We demonstrate the applicability of codaln to various biologically relevant types of sequences (bacteriophage Levivirus and Vertebrate Hox clusters) and show that the combination of nucleic acid and amino acid sequence information leads to improved alignments. These, in turn, increase the performance of analysis tools that depend strictly on good input alignments such as methods for detecting conserved RNA secondary structure elements.

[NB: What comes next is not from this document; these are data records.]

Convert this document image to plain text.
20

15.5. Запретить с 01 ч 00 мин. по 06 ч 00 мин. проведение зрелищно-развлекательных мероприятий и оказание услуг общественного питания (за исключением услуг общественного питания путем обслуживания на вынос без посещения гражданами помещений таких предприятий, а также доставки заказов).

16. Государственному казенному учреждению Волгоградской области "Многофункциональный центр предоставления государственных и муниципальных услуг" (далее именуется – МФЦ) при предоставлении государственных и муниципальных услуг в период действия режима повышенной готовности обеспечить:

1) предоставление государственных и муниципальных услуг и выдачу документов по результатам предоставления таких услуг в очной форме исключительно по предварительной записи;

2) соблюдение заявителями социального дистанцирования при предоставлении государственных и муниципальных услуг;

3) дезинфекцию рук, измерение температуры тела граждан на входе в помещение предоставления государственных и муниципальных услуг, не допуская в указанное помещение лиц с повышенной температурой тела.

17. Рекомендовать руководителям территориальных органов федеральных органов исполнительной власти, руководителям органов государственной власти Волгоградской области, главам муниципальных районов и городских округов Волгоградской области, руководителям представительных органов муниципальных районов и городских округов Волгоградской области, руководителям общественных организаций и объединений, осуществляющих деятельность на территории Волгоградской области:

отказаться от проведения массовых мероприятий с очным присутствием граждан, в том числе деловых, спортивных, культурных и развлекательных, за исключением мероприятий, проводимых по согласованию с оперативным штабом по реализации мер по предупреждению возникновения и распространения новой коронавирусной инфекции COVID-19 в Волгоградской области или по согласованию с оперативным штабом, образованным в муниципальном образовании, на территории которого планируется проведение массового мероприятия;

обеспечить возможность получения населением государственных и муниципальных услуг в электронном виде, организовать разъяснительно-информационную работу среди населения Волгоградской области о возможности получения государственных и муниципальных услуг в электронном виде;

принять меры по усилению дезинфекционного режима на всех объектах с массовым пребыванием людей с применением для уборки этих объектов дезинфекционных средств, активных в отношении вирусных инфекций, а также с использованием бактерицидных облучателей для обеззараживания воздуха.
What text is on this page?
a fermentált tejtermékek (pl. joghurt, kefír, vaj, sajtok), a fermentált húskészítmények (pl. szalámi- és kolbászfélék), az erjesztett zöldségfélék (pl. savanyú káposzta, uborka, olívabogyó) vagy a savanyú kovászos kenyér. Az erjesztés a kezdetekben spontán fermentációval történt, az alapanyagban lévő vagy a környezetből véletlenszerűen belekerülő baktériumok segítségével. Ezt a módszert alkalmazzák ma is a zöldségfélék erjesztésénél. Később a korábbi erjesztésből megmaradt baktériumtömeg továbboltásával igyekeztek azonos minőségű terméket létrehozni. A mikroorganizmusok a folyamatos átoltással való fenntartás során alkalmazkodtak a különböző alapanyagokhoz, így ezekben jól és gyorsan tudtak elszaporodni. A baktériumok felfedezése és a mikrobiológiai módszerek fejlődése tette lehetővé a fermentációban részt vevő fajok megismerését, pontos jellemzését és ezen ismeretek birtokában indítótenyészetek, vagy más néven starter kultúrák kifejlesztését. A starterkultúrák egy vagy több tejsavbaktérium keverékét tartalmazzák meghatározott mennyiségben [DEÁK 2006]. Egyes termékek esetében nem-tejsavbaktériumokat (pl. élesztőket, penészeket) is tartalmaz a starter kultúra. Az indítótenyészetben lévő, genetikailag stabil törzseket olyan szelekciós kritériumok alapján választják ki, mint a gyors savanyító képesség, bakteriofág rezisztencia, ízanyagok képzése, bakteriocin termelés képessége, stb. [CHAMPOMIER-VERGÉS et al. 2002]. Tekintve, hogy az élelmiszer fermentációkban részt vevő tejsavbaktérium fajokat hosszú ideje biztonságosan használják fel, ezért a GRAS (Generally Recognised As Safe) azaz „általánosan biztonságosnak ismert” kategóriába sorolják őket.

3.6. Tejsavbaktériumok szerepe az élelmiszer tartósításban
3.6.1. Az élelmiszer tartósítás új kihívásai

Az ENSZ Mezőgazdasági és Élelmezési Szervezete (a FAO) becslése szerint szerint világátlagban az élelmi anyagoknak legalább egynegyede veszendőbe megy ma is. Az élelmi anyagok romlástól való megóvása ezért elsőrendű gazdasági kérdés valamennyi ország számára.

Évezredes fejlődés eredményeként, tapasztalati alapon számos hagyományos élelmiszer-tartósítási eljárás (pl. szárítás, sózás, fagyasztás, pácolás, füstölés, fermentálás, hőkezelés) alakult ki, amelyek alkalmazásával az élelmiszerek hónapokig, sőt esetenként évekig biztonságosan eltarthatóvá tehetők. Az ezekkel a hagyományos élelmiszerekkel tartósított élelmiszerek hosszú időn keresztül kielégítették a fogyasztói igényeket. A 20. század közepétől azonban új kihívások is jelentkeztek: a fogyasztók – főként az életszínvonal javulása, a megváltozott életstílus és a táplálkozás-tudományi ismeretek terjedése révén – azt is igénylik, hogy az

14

RNA和DNA序列的高质量序列比对是基因组序列数据比较分析的重要前提。然而,由于遗传密码的冗余性,核酸序列与其编码的蛋白质序列相比表现出更大的序列异质性。因此,在比对编码核酸序列时利用氨基酸序列是很有必要的。然而,在许多情况下,只有感兴趣序列的一部分被翻译。另一方面,重叠阅读框可能编码多种替代蛋白质,可能带有间歇性的非编码部分。特别是RNA病毒基因组就是这样的例子。
核酸比对的标准评分方案可以扩展,以便同时纳入一个或多个阅读框中翻译产物的信息。在此,我们展示了一种多重比对工具codaln,它为成对比对和渐进式多重比对实现了一种核酸加氨基酸的组合评分模型,该模型允许对几乎所有评分参数进行任意加权。codaln的资源需求与标准工具(如ClustalW)相当。
我们证明了codaln适用于各种生物学相关类型的序列(噬菌体细小病毒属和脊椎动物Hox簇),并表明核酸和氨基酸序列信息的结合能带来更好的比对。反过来,这又提高了那些严格依赖良好输入比对的分析工具的性能,比如用于检测保守RNA二级结构元件的方法。